Telekom offers a portfolio of Internet protocol-based services, data communications services, equipment sale and lease, and systems integration services. Makedonski Telekom endeavours to modernize its network and reach a high technological level. Modernization of the network infrastructure with the implementation of optical cables up to the end users, known as fiber-to-the-home (FTTH) is one of the main focuses. By the end of 2012, 88.068 FTTH homes passed, and 12.333 were connected to optic in several major cities such as Skopje, Kumanovo, Stip, Strumica, Ohrid, Gostivar. In November 2011, Makedonski Telekom started a project for modernization of the network through a new fully internet-based multimedia platform of the new generation. The IMS Platform is used for the provision of VoIP as part of the 2Play and 3Play services and as a base for the PSTN network migration towards the all-IP network. In less than nine months, as of November 2011 until June 2012, 100,000 Telekom users already used the new platform, i.e. were migrated on it. This platform replaces the existing digital telephone exchanges and is a preparation for the services of the new generation and the unlimited communication possibilities offered by the internet. In February 2014 Deutsche Telekom revealed that its subsidiary Makedonski Telekom had become the first European incumbent to convert its PSTN infrastructure to an all IP network. It took just over two years for all 290,000 fixed lines to be migrated onto the new platform. The capital investment worth 14 million euros makes North Macedonia the first country in the South-East Europe whose network will be fully based on Internet protocol.

===IP television===

Telekom IPTV was launched in November 2008 branded as MaxTV as the first digital TV offer for customers in the Republic of Macedonia. MaxTV offers +150 (HD/SD) TV channels and interactive services via the IPTV platform. MaxTV is used by near 100,000 households.

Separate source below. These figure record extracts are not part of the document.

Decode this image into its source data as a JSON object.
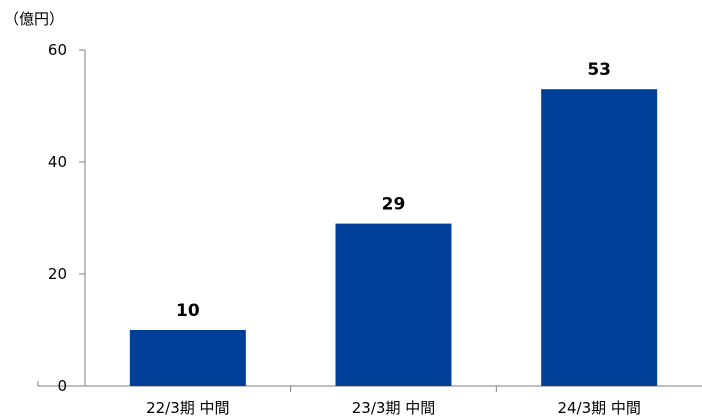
{
  "chart_data": {
    "type": "bar",
    "unit_label": "（億円）",
    "categories": [
      "22/3期 中間",
      "23/3期 中間",
      "24/3期 中間"
    ],
    "values": [
      10,
      29,
      53
    ],
    "data_labels": [
      "10",
      "29",
      "53"
    ],
    "ylim": [
      0,
      60
    ],
    "yticks": [
      0,
      20,
      40,
      60
    ],
    "ytick_labels": [
      "0",
      "20",
      "40",
      "60"
    ],
    "bar_color": "#004098",
    "axis_color": "#7f7f7f",
    "grid": false,
    "legend": "none"
  }
}
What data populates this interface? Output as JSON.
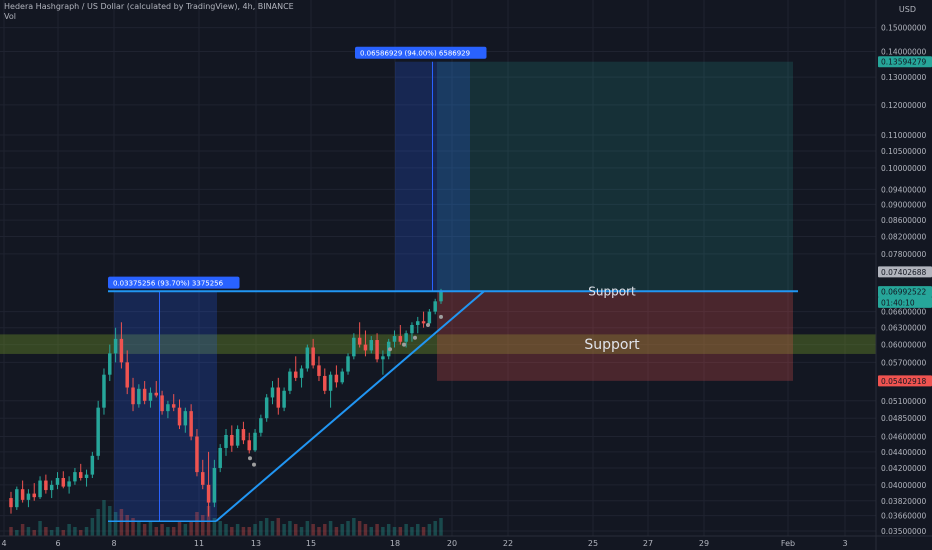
{
  "header": {
    "title": "Hedera Hashgraph / US Dollar (calculated by TradingView), 4h, BINANCE",
    "volume_label": "Vol",
    "currency": "USD"
  },
  "chart_data": {
    "type": "candlestick",
    "symbol": "HBAR/USD",
    "timeframe": "4h",
    "y_scale": "log",
    "ylim": [
      0.0345,
      0.1625
    ],
    "price_ticks": [
      "0.15000000",
      "0.14000000",
      "0.13000000",
      "0.12000000",
      "0.11000000",
      "0.10500000",
      "0.10000000",
      "0.09400000",
      "0.09000000",
      "0.08600000",
      "0.08200000",
      "0.07800000",
      "0.06600000",
      "0.06300000",
      "0.06000000",
      "0.05700000",
      "0.05100000",
      "0.04850000",
      "0.04600000",
      "0.04400000",
      "0.04200000",
      "0.04000000",
      "0.03820000",
      "0.03660000",
      "0.03500000"
    ],
    "x_ticks": [
      "4",
      "6",
      "8",
      "11",
      "13",
      "15",
      "18",
      "20",
      "22",
      "25",
      "27",
      "29",
      "Feb",
      "3"
    ],
    "price_labels": [
      {
        "text": "0.13594279",
        "price": 0.13594,
        "color": "#26a69a"
      },
      {
        "text": "0.07402688",
        "price": 0.07403,
        "color": "#b2b5be"
      },
      {
        "text": "0.06992522",
        "price": 0.06993,
        "color": "#26a69a"
      },
      {
        "text": "01:40:10",
        "price": 0.0678,
        "color": "#26a69a"
      },
      {
        "text": "0.05402918",
        "price": 0.05403,
        "color": "#ef5350"
      }
    ],
    "measure_boxes": [
      {
        "label": "0.03375256 (93.70%) 3375256",
        "from_date": "Jan 8",
        "to_date": "Jan 11",
        "low": 0.036,
        "high": 0.06993
      },
      {
        "label": "0.06586929 (94.00%) 6586929",
        "from_date": "Jan 18",
        "to_date": "Jan 20",
        "low": 0.06993,
        "high": 0.13594
      }
    ],
    "position": {
      "entry": 0.06993,
      "target": 0.13594,
      "stop": 0.05403
    },
    "support_zones": [
      {
        "label": "Support",
        "price": 0.07
      },
      {
        "label": "Support",
        "low": 0.0584,
        "high": 0.0618
      }
    ],
    "trendlines": [
      {
        "name": "ascending support",
        "from": [
          "Jan 11",
          0.036
        ],
        "to": [
          "Jan 21",
          0.07
        ]
      },
      {
        "name": "horizontal resistance",
        "from": [
          "Jan 8",
          0.07
        ],
        "to": [
          "Feb 1",
          0.07
        ]
      }
    ],
    "candles": [
      [
        0.0385,
        0.0392,
        0.0368,
        0.0375
      ],
      [
        0.0375,
        0.0398,
        0.0372,
        0.0395
      ],
      [
        0.0395,
        0.0405,
        0.038,
        0.0383
      ],
      [
        0.0383,
        0.0395,
        0.0375,
        0.039
      ],
      [
        0.039,
        0.0402,
        0.0382,
        0.0386
      ],
      [
        0.0386,
        0.041,
        0.0384,
        0.0405
      ],
      [
        0.0405,
        0.0412,
        0.039,
        0.0394
      ],
      [
        0.0394,
        0.0405,
        0.0385,
        0.04
      ],
      [
        0.04,
        0.0415,
        0.0395,
        0.0408
      ],
      [
        0.0408,
        0.0416,
        0.0396,
        0.0398
      ],
      [
        0.0398,
        0.041,
        0.039,
        0.0404
      ],
      [
        0.0404,
        0.042,
        0.04,
        0.0415
      ],
      [
        0.0415,
        0.0425,
        0.0405,
        0.0408
      ],
      [
        0.0408,
        0.0418,
        0.0398,
        0.0412
      ],
      [
        0.0412,
        0.044,
        0.0408,
        0.0435
      ],
      [
        0.0435,
        0.051,
        0.043,
        0.05
      ],
      [
        0.05,
        0.056,
        0.049,
        0.055
      ],
      [
        0.055,
        0.06,
        0.054,
        0.0585
      ],
      [
        0.0585,
        0.063,
        0.057,
        0.061
      ],
      [
        0.061,
        0.064,
        0.056,
        0.057
      ],
      [
        0.057,
        0.059,
        0.052,
        0.053
      ],
      [
        0.053,
        0.0545,
        0.0495,
        0.0505
      ],
      [
        0.0505,
        0.0535,
        0.05,
        0.0528
      ],
      [
        0.0528,
        0.054,
        0.0505,
        0.051
      ],
      [
        0.051,
        0.053,
        0.05,
        0.0522
      ],
      [
        0.0522,
        0.054,
        0.0515,
        0.0518
      ],
      [
        0.0518,
        0.0525,
        0.049,
        0.0495
      ],
      [
        0.0495,
        0.051,
        0.0485,
        0.0505
      ],
      [
        0.0505,
        0.052,
        0.0495,
        0.05
      ],
      [
        0.05,
        0.0512,
        0.047,
        0.0475
      ],
      [
        0.0475,
        0.05,
        0.0465,
        0.0495
      ],
      [
        0.0495,
        0.0505,
        0.0455,
        0.046
      ],
      [
        0.046,
        0.047,
        0.041,
        0.0415
      ],
      [
        0.0415,
        0.043,
        0.0395,
        0.04
      ],
      [
        0.04,
        0.044,
        0.0365,
        0.038
      ],
      [
        0.038,
        0.043,
        0.0375,
        0.042
      ],
      [
        0.042,
        0.045,
        0.0415,
        0.0445
      ],
      [
        0.0445,
        0.047,
        0.0435,
        0.0462
      ],
      [
        0.0462,
        0.0475,
        0.044,
        0.0448
      ],
      [
        0.0448,
        0.0475,
        0.0445,
        0.047
      ],
      [
        0.047,
        0.048,
        0.045,
        0.0455
      ],
      [
        0.0455,
        0.0465,
        0.0438,
        0.0442
      ],
      [
        0.0442,
        0.047,
        0.044,
        0.0465
      ],
      [
        0.0465,
        0.049,
        0.046,
        0.0485
      ],
      [
        0.0485,
        0.052,
        0.048,
        0.0515
      ],
      [
        0.0515,
        0.054,
        0.0505,
        0.053
      ],
      [
        0.053,
        0.0545,
        0.049,
        0.05
      ],
      [
        0.05,
        0.053,
        0.0495,
        0.0525
      ],
      [
        0.0525,
        0.056,
        0.052,
        0.0555
      ],
      [
        0.0555,
        0.058,
        0.054,
        0.0545
      ],
      [
        0.0545,
        0.0565,
        0.053,
        0.056
      ],
      [
        0.056,
        0.06,
        0.0555,
        0.0595
      ],
      [
        0.0595,
        0.061,
        0.056,
        0.0565
      ],
      [
        0.0565,
        0.058,
        0.054,
        0.0548
      ],
      [
        0.0548,
        0.056,
        0.052,
        0.0525
      ],
      [
        0.0525,
        0.0555,
        0.05,
        0.055
      ],
      [
        0.055,
        0.0565,
        0.053,
        0.0538
      ],
      [
        0.0538,
        0.056,
        0.0535,
        0.0555
      ],
      [
        0.0555,
        0.0585,
        0.055,
        0.058
      ],
      [
        0.058,
        0.062,
        0.0575,
        0.0612
      ],
      [
        0.0612,
        0.064,
        0.0595,
        0.06
      ],
      [
        0.06,
        0.0625,
        0.058,
        0.059
      ],
      [
        0.059,
        0.0615,
        0.0585,
        0.0608
      ],
      [
        0.0608,
        0.062,
        0.057,
        0.0575
      ],
      [
        0.0575,
        0.059,
        0.055,
        0.058
      ],
      [
        0.058,
        0.061,
        0.0575,
        0.0605
      ],
      [
        0.0605,
        0.0625,
        0.0595,
        0.0615
      ],
      [
        0.0615,
        0.0635,
        0.06,
        0.0605
      ],
      [
        0.0605,
        0.0625,
        0.0595,
        0.062
      ],
      [
        0.062,
        0.064,
        0.0605,
        0.0635
      ],
      [
        0.0635,
        0.065,
        0.062,
        0.0642
      ],
      [
        0.0642,
        0.066,
        0.063,
        0.0638
      ],
      [
        0.0638,
        0.0665,
        0.0635,
        0.066
      ],
      [
        0.066,
        0.0685,
        0.0655,
        0.068
      ],
      [
        0.068,
        0.0705,
        0.0675,
        0.07
      ]
    ],
    "volumes": [
      3,
      2,
      4,
      3,
      2,
      5,
      3,
      2,
      3,
      2,
      4,
      3,
      2,
      3,
      6,
      9,
      12,
      10,
      8,
      9,
      7,
      6,
      5,
      4,
      5,
      3,
      4,
      3,
      3,
      5,
      4,
      5,
      8,
      7,
      10,
      6,
      5,
      4,
      3,
      4,
      3,
      3,
      4,
      5,
      6,
      5,
      6,
      4,
      5,
      4,
      3,
      5,
      4,
      3,
      4,
      5,
      3,
      4,
      5,
      6,
      5,
      4,
      3,
      4,
      3,
      4,
      3,
      3,
      4,
      3,
      4,
      3,
      4,
      5,
      6
    ]
  }
}
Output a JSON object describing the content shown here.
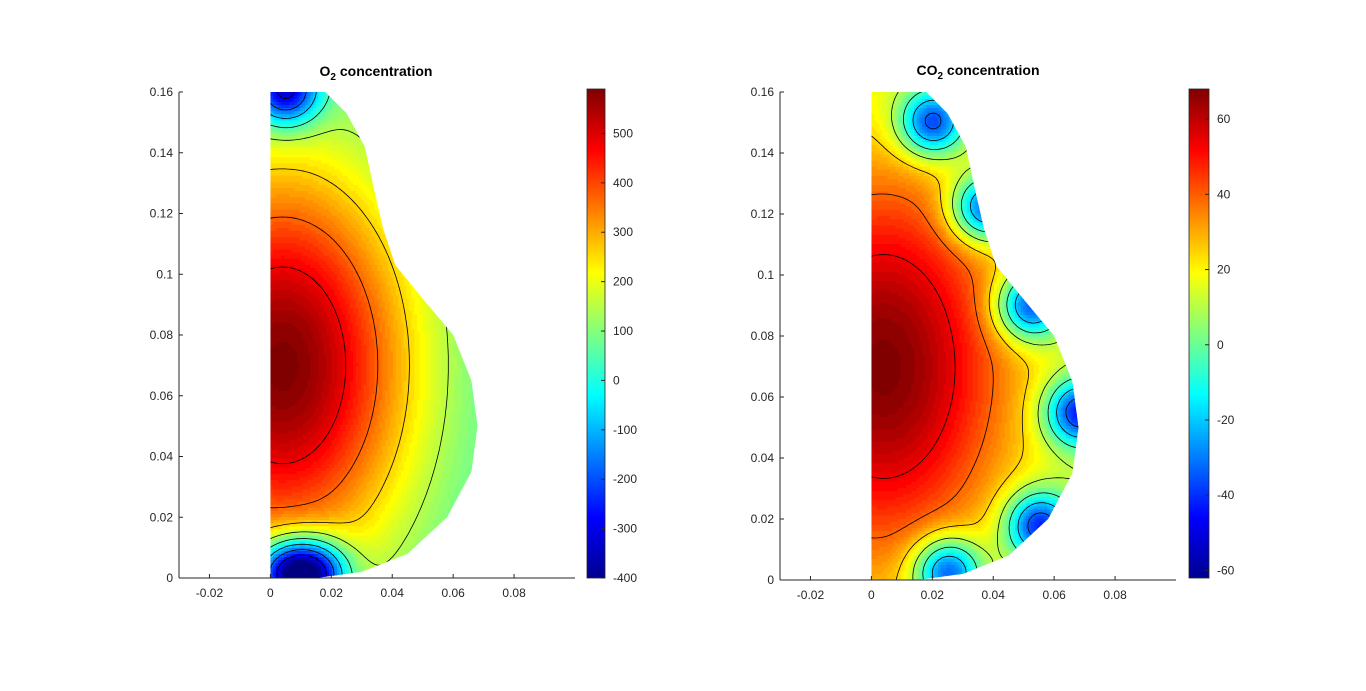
{
  "chart_data": [
    {
      "type": "contour",
      "title": {
        "base": "O",
        "sub": "2",
        "rest": " concentration"
      },
      "x_ticks": [
        "-0.02",
        "0",
        "0.02",
        "0.04",
        "0.06",
        "0.08"
      ],
      "y_ticks": [
        "0",
        "0.02",
        "0.04",
        "0.06",
        "0.08",
        "0.1",
        "0.12",
        "0.14",
        "0.16"
      ],
      "xlim": [
        -0.03,
        0.1
      ],
      "ylim": [
        0,
        0.16
      ],
      "colorbar": {
        "min": -400,
        "max": 590,
        "ticks": [
          "500",
          "400",
          "300",
          "200",
          "100",
          "0",
          "-100",
          "-200",
          "-300",
          "-400"
        ],
        "colormap": "jet"
      },
      "field": {
        "peak": [
          0.004,
          0.07
        ],
        "max": 590,
        "edge_value": 20,
        "low_spots": [
          [
            0.005,
            0.16
          ],
          [
            0.005,
            0.002
          ],
          [
            0.015,
            0.002
          ]
        ]
      }
    },
    {
      "type": "contour",
      "title": {
        "base": "CO",
        "sub": "2",
        "rest": " concentration"
      },
      "x_ticks": [
        "-0.02",
        "0",
        "0.02",
        "0.04",
        "0.06",
        "0.08"
      ],
      "y_ticks": [
        "0",
        "0.02",
        "0.04",
        "0.06",
        "0.08",
        "0.1",
        "0.12",
        "0.14",
        "0.16"
      ],
      "xlim": [
        -0.03,
        0.1
      ],
      "ylim": [
        0,
        0.16
      ],
      "colorbar": {
        "min": -62,
        "max": 68,
        "ticks": [
          "60",
          "40",
          "20",
          "0",
          "-20",
          "-40",
          "-60"
        ],
        "colormap": "jet"
      },
      "field": {
        "peak": [
          0.004,
          0.07
        ],
        "max": 68,
        "edge_value": 8,
        "low_spots": [
          [
            0.02,
            0.15
          ],
          [
            0.037,
            0.122
          ],
          [
            0.052,
            0.09
          ],
          [
            0.068,
            0.055
          ],
          [
            0.055,
            0.018
          ],
          [
            0.025,
            0.003
          ]
        ]
      }
    }
  ]
}
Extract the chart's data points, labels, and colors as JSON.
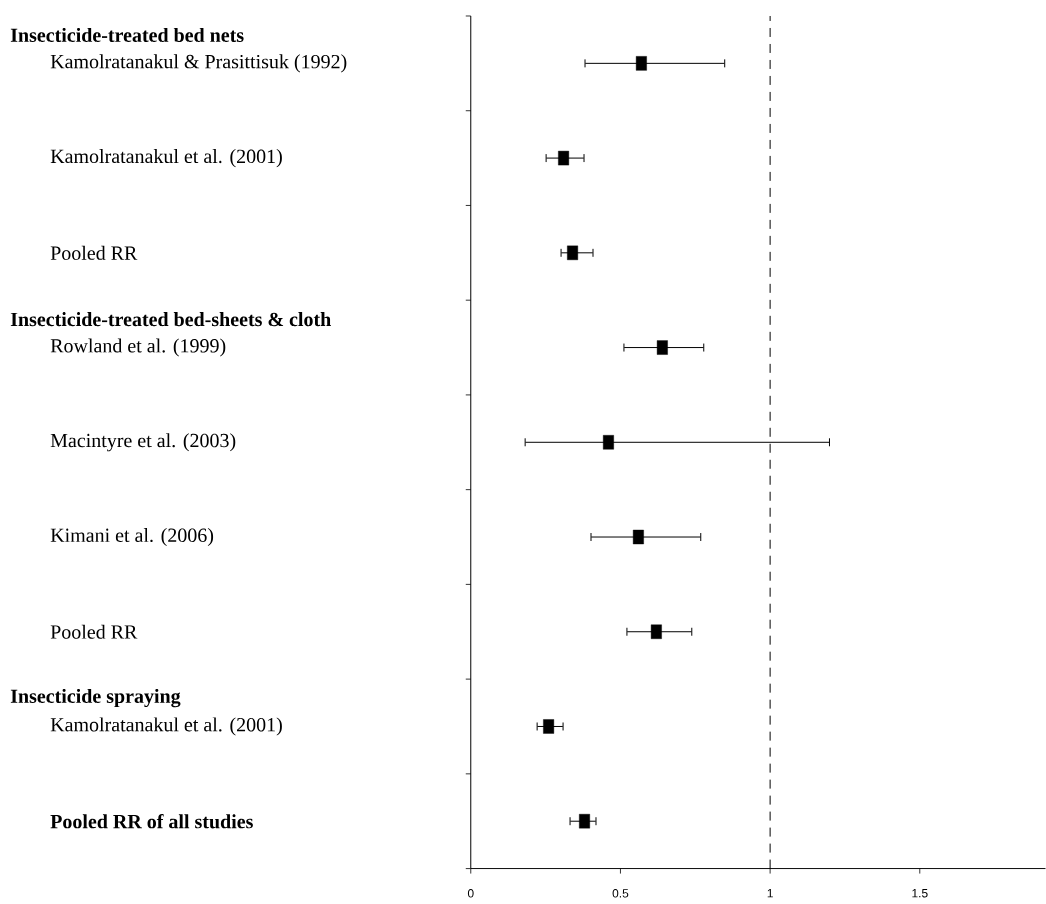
{
  "chart_data": {
    "type": "scatter",
    "orientation": "horizontal",
    "categories": [
      "Kamolratanakul & Prasittisuk (1992)",
      "Kamolratanakul et al. (2001)",
      "Pooled RR",
      "Rowland et al. (1999)",
      "Macintyre et al. (2003)",
      "Kimani et al. (2006)",
      "Pooled RR",
      "Kamolratanakul et al. (2001)",
      "Pooled RR of all studies"
    ],
    "values": [
      0.57,
      0.31,
      0.34,
      0.64,
      0.46,
      0.56,
      0.62,
      0.26,
      0.38
    ],
    "errors": [
      [
        0.38,
        0.85
      ],
      [
        0.25,
        0.38
      ],
      [
        0.3,
        0.41
      ],
      [
        0.51,
        0.78
      ],
      [
        0.18,
        1.2
      ],
      [
        0.4,
        0.77
      ],
      [
        0.52,
        0.74
      ],
      [
        0.22,
        0.31
      ],
      [
        0.33,
        0.42
      ]
    ],
    "color": "#000000",
    "marker": "square",
    "xlim": [
      0,
      1.92
    ],
    "xticks": [
      0,
      0.5,
      1,
      1.5
    ],
    "ref_lines": [
      {
        "axis": "x",
        "value": 1,
        "line_style": "dashed"
      }
    ],
    "annotations": [
      "Insecticide-treated bed nets",
      "Insecticide-treated bed-sheets & cloth",
      "Insecticide spraying"
    ]
  }
}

==Wiretapping scandal and aftermath==

A large-scale wiretapping scandal shaked the Republic of Macedonia in 2015.
High politicians and employees of the Security and Counterespionage Agency were charged with abusing their position.
Macedonian Special Prosecution declared that Makedonski Telekom failed to cooperate with the investigation.
In the aftermath Deutsche Telekom ordered Magyar Telekom to conduct an internal investigation. The internal investigation's findings were not made public.